The biotic integrity of streams is profoundly influenced by quantitative and qualitative features in the landscape of the surrounding catchment. In this study, aquatic macroinvertebrate metrics (e.g., relative abundance of Ephemeroptera, Trichoptera, and/or Plecoptera taxa, or the relative abundance of non-insects, oligochaetes, tolerant, intolerant, or facultative taxa, and Hilsenhoff's Biotic Index, etc.) were measured over three successive seasons (1999-2001) in 35 headwater streams (sub-watersheds) located in the Little Miami River (Ohio) watershed.
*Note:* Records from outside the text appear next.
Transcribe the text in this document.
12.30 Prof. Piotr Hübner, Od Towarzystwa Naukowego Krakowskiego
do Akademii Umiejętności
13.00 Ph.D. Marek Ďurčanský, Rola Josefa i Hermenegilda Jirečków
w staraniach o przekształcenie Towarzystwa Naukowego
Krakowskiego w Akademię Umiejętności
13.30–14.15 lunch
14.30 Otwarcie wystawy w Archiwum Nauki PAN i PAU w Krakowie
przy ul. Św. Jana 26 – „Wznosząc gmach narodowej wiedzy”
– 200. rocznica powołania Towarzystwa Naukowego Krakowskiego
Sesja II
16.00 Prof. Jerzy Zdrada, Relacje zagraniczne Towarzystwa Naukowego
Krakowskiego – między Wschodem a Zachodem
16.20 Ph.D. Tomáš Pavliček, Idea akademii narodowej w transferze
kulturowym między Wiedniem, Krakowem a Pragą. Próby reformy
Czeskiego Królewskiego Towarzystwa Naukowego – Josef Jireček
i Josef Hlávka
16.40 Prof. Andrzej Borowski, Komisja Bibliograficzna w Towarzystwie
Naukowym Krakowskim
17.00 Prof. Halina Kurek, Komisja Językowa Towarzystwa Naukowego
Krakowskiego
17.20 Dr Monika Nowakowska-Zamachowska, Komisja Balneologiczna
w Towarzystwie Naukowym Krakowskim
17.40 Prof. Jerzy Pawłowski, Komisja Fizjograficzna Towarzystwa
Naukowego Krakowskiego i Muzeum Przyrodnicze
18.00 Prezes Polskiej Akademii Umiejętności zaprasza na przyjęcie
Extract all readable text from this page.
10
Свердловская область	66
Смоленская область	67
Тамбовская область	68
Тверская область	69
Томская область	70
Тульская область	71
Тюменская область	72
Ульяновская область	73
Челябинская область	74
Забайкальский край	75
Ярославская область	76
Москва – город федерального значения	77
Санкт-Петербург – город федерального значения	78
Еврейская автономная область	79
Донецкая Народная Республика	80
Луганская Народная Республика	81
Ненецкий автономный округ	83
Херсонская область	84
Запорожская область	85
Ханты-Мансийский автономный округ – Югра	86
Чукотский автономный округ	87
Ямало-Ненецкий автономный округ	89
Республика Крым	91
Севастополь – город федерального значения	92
These sub-watersheds are spread across three Omernik Level IV ecoregions (Darby Plains, Loamy, High Lime Till Plains and Pre-Wisconsin Drift Plains) and they exhibit variations in the landscape features of their catchments including land cover (e.g., 23-91% row crop agriculture), geophysical (e.g., drainage density 1.1-3.6 km-1), and soil types (e.g., 27-36% soil clay content). Using stepwise multi-regression, relationships between measures of in-stream measures (as dependent variables) and various classes of landscape features (as independent variables), were examined at three spatial scales: the sample reach, the riparian corridor, and the entire catchment. The goal of this effort was to generate models for various in-stream stressor gradients (e.g., substrate embeddedness, canopy cover, and nutrient loads), based on landscape measures. In turn, these stressors influence in-stream water quality and biotic integrity. Accordingly, in these sub-watersheds, several of the macroinvertebrate metrics exhibited significant correlations with the stressor, substrate embeddedness (percent fines and sand). In addition, the landscape features measured at the catchment scale were more significantly correlated to embeddedness than the anaolgous features measured at the riparian corridor scale.